Im ersten Teil der Diskussion wurde der Kulturbegriff selbst in den Blick genommen. Dabei wurde deutlich, dass es unterschiedliche kulturelle Räume gibt und dass nicht jede Rede von "Kultur" automatisch eine politische Debattenkultur meint. Kultur ist vielschichtig, und ihre Bedeutungen überlagern sich je nach Kontext.
Zugleich wurde herausgearbeitet, dass Kulturdebatten historisch stets auch eine soziale Funktion hatten: Sie dienten der Bildung gesellschaftlicher Gruppen und der Abgrenzung voneinander. Kultur war und ist damit ein Mittel sozialer Selbstverortung.
Häufig, so ein weiterer Punkt, werden andere gesellschaftliche Konflikte, die schwerer zu fassen sind und die oft auch die eigene Position infrage stellen, in kulturkämpferische Auseinandersetzungen übersetzt. Beispiele wie das Lastenfahrrad oder die Automobilindustrie zeigen, wie komplexe strukturelle Fragen symbolisch aufgeladen werden.
Ein weiterer Aspekt ist die starke Emotionalität lebensweltlicher Themen. Gerade weil sie den Alltag unmittelbar betreffen, wirken sie oft stärker emotionalisierend als abstrakte politische oder ökonomische Fragen und sind entsprechend anfällig für Polarisierung.
Gegenwärtig scheint es schwierig zu sein, dieser kulturkämpferischen Aufladung allein mit aufklärerisch-rationalen Haltungen zu begegnen. Möglicherweise liegt das daran, dass zwischen Religion und politischen Ideologien einerseits und der heutigen gesellschaftlichen Wirklichkeit andererseits ein Leerraum entstanden ist. Traditionelle identitätsstiftende Gemeinschaften – etwa Kirche oder große politische "-ismen" – haben an Bindekraft verloren oder wurden dekonstruiert. Nicht alle Menschen halten diesen Bedeutungs- und Orientierungsverlust gut aus, sodass lebensweltliche Themen diese Leerstelle füllen.

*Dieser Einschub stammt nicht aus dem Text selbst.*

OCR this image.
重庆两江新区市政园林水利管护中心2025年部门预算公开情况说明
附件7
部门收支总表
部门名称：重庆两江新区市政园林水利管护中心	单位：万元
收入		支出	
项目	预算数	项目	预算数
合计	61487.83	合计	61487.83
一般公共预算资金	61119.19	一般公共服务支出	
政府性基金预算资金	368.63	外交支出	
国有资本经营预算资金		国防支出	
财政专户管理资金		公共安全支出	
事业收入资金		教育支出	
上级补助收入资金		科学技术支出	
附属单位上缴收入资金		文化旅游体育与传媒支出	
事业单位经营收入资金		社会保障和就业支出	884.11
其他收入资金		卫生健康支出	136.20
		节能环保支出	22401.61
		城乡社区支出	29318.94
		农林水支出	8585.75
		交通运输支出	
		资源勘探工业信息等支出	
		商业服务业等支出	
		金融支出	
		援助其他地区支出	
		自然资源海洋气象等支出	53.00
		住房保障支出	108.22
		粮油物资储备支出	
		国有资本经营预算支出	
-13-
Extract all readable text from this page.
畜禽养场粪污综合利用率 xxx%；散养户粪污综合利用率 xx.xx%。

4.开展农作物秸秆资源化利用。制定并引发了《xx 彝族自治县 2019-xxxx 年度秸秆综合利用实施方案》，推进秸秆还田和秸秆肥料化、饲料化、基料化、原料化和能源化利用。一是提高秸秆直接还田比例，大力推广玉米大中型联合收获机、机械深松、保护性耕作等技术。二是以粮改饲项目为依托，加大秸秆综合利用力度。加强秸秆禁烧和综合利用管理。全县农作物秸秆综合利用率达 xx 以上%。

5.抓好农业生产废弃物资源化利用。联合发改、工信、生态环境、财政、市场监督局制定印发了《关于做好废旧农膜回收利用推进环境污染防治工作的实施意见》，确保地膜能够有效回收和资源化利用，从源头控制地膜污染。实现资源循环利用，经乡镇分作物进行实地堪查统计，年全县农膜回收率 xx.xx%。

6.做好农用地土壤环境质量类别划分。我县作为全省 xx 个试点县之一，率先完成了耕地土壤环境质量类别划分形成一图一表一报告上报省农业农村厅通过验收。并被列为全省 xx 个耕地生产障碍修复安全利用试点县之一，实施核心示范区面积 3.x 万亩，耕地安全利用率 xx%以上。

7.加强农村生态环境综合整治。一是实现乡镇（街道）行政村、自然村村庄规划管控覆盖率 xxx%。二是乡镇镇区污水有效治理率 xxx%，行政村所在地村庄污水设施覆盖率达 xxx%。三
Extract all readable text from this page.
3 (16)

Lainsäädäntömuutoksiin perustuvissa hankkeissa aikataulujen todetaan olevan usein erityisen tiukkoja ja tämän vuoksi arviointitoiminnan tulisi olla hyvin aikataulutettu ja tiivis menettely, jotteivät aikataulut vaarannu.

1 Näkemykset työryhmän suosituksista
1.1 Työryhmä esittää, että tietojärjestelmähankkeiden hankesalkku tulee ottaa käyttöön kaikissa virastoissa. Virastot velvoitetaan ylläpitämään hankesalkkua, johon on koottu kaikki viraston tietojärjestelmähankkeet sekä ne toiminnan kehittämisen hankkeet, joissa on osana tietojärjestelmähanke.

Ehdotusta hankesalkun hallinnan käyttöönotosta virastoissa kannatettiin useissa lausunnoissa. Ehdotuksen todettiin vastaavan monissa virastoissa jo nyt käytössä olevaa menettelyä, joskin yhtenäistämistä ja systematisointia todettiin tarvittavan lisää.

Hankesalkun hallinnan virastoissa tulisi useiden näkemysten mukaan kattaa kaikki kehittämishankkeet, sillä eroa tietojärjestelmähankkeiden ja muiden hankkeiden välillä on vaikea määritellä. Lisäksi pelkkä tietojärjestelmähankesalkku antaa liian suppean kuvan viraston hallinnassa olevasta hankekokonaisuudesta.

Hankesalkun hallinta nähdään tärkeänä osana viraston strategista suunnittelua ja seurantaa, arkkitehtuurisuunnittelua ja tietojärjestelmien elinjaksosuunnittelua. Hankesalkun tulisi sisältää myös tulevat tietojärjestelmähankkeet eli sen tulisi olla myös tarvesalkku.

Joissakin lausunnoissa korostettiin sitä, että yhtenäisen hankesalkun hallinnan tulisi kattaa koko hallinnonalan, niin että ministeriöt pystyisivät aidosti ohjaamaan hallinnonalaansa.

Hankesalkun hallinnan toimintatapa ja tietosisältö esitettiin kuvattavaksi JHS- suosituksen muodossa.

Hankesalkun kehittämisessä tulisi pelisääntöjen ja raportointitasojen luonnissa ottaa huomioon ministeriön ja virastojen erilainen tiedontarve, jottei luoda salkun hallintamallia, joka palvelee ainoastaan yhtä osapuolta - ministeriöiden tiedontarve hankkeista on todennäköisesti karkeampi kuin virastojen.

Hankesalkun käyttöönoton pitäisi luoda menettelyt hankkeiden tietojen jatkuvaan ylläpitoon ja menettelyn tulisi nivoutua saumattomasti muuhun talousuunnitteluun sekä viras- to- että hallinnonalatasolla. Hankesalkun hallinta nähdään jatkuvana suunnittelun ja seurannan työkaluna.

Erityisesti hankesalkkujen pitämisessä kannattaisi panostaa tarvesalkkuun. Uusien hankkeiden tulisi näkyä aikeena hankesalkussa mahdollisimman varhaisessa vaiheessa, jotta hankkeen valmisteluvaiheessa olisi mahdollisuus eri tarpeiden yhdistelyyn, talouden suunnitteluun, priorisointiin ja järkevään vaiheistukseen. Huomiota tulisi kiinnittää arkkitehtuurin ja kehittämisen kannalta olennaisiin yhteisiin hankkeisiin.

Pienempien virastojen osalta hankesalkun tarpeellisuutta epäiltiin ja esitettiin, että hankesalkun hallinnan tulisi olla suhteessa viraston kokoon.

Offen bleibt, ob sich diese Entwicklung "zurückkämpfen" lässt oder ob es vielmehr darum gehen muss, sich ihr zu stellen und Kulturdebatten auf eine konstruktive Weise zu führen. Doch was genau eine gute Art ist, Kulturkampf zu führen – oder ob dieser Begriff selbst bereits Teil des Problems ist –, bleibt eine zentrale offene Frage der Diskussion.